Selon un rapport du Fonds mondial pour la nature (WWF) publié le 30 octobre 2018, la Terre a vu sa population de vertébrés sauvages décliner de 60% entre 1970 et 2014.
Saviez-vous qu’en Tunisie plusieurs espèces ont définitivement disparu: le lion de l’Atlas est empaillé à Montpellier en France; la dernière autruche à cou rouge a été tuée à Gabès en 1902, les dernières antilopes (addax) ont disparu en 1930, le dernier guépard a été écrasé par un camion près d’El-Borma en 1968… Et la liste est longue.
L’argent ne peut pas être mangé
L’Association d’éducation relative à l’environnement de Hammamet (Aere) a mené plusieurs projets sur la thématique de la protection de la biodiversité. Quelques exemples : l’exposition virtuelle «Sauvons la méditerranée»; le projet de création d’une réserve naturelle à El Faouara; la création d’un jardin pédagogique des plantes grasses dans l’espace Yasmina; la création d’un parcours écologique au Centre culturel international de Hammamet; l’élaboration d’un guide des plantes d’alignement de Hammamet; le Festival des agrumes de Hammamet qui sensibilise à la biodiversité agrumicole de la région du Cap Bon; la publication «El Faouara, forêt vivante»; et plus récemment le projet sur la protection des tortues marines en Tunisie…
Toutes ces actions ont pour objectif d’éveiller les consciences et de sensibiliser à l’importance de la protection de la biodiversité.
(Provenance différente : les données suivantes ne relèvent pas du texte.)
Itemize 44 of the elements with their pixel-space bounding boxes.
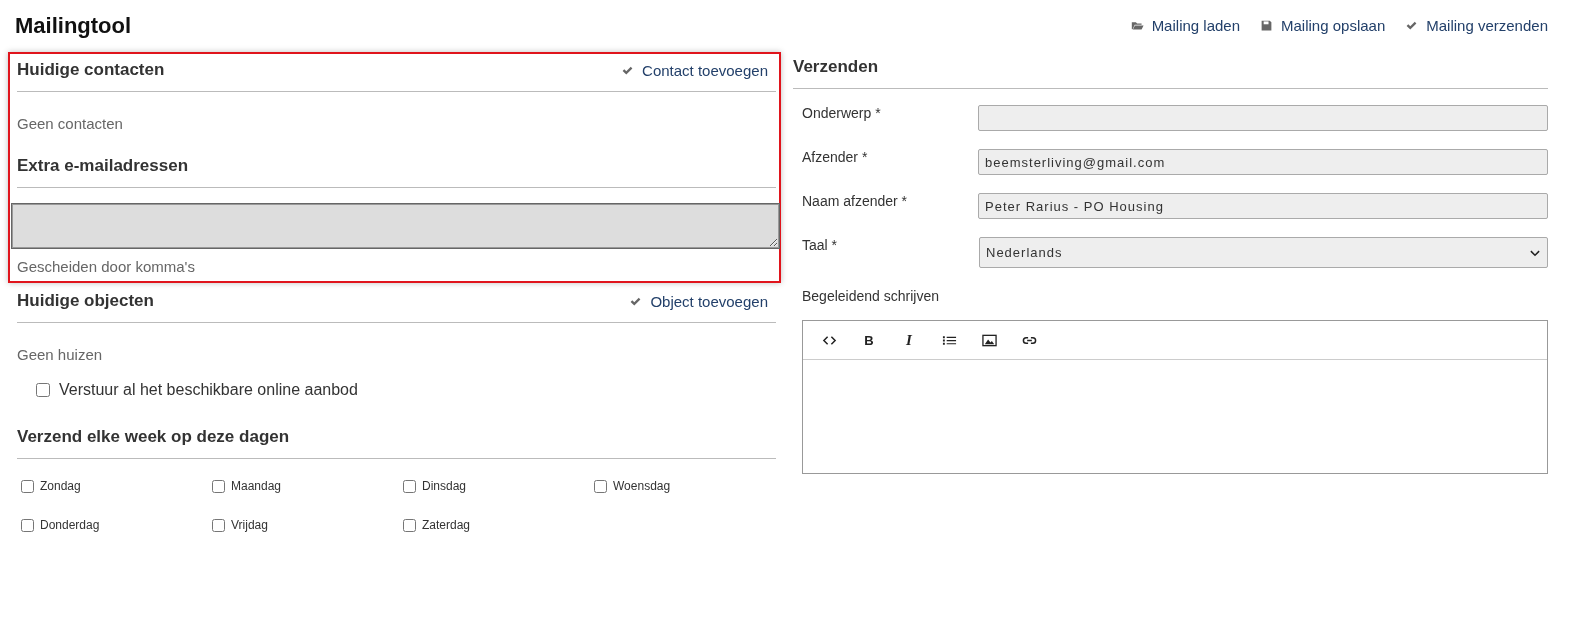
add-link[interactable]: Object toevoegen bbox=[629, 292, 768, 310]
field-label: Afzender * bbox=[802, 149, 869, 165]
field-label: Naam afzender * bbox=[802, 193, 909, 209]
section-heading: Verzenden bbox=[793, 57, 879, 77]
add-link[interactable]: Contact toevoegen bbox=[621, 61, 768, 79]
day-label: Zondag bbox=[40, 479, 81, 493]
text-input-field[interactable]: Peter Rarius - PO Housing bbox=[978, 193, 1548, 219]
text-input-field[interactable] bbox=[978, 105, 1548, 131]
day-label: Dinsdag bbox=[422, 479, 467, 493]
action-link[interactable]: Mailing opslaan bbox=[1260, 16, 1386, 34]
checkbox[interactable] bbox=[36, 383, 50, 397]
section-heading: Huidige contacten bbox=[17, 60, 165, 80]
field-label: Taal * bbox=[802, 237, 839, 253]
checkbox[interactable] bbox=[21, 479, 34, 493]
page-title: Mailingtool bbox=[15, 13, 132, 39]
italic-button[interactable]: I bbox=[889, 325, 929, 355]
checkbox[interactable] bbox=[212, 518, 225, 532]
action-link[interactable]: Mailing verzenden bbox=[1405, 16, 1548, 34]
empty-message: Geen huizen bbox=[17, 345, 104, 365]
field-label: Onderwerp * bbox=[802, 105, 882, 121]
day-label: Zaterdag bbox=[422, 518, 471, 532]
field-label: Begeleidend schrijven bbox=[801, 287, 940, 306]
checkbox[interactable] bbox=[21, 518, 34, 532]
section-heading: Huidige objecten bbox=[17, 291, 154, 311]
language-dropdown[interactable]: Nederlands bbox=[979, 237, 1548, 268]
day-label: Maandag bbox=[231, 479, 282, 493]
day-label: Woensdag bbox=[613, 479, 671, 493]
section-heading: Extra e-mailadressen bbox=[17, 156, 189, 176]
day-label: Donderdag bbox=[40, 518, 100, 532]
checkbox[interactable] bbox=[594, 479, 607, 493]
action-link[interactable]: Mailing laden bbox=[1130, 16, 1240, 34]
empty-message: Geen contacten bbox=[17, 114, 124, 134]
image-icon bbox=[981, 332, 997, 348]
bold-button[interactable]: B bbox=[849, 325, 889, 355]
email-input-field[interactable] bbox=[12, 204, 779, 248]
section-heading: Verzend elke week op deze dagen bbox=[17, 427, 290, 447]
checkbox-label: Verstuur al het beschikbare online aanbod bbox=[59, 381, 358, 399]
rich-text-editor[interactable]: B I bbox=[802, 320, 1548, 474]
day-label: Vrijdag bbox=[231, 518, 268, 532]
help-text: Gescheiden door komma's bbox=[17, 257, 196, 275]
checkbox[interactable] bbox=[403, 518, 416, 532]
text-input-field[interactable]: beemsterliving@gmail.com bbox=[978, 149, 1548, 175]
checkbox[interactable] bbox=[212, 479, 225, 493]
checkbox[interactable] bbox=[403, 479, 416, 493]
Car , comme le dit un proverbe indien : «Lorsque le dernier arbre aura été abattu, lorsque la dernière rivière aura été empoisonnée, lorsque le dernier poisson aura été capturé, c‘est alors seulement que vous comprendrez que l’argent ne peut pas être mangé».
* Président de l’Aere.
** Illustration de l’article : le jardin pédagogique des plantes grasses dans l’espace Yasmina, à Hammamet.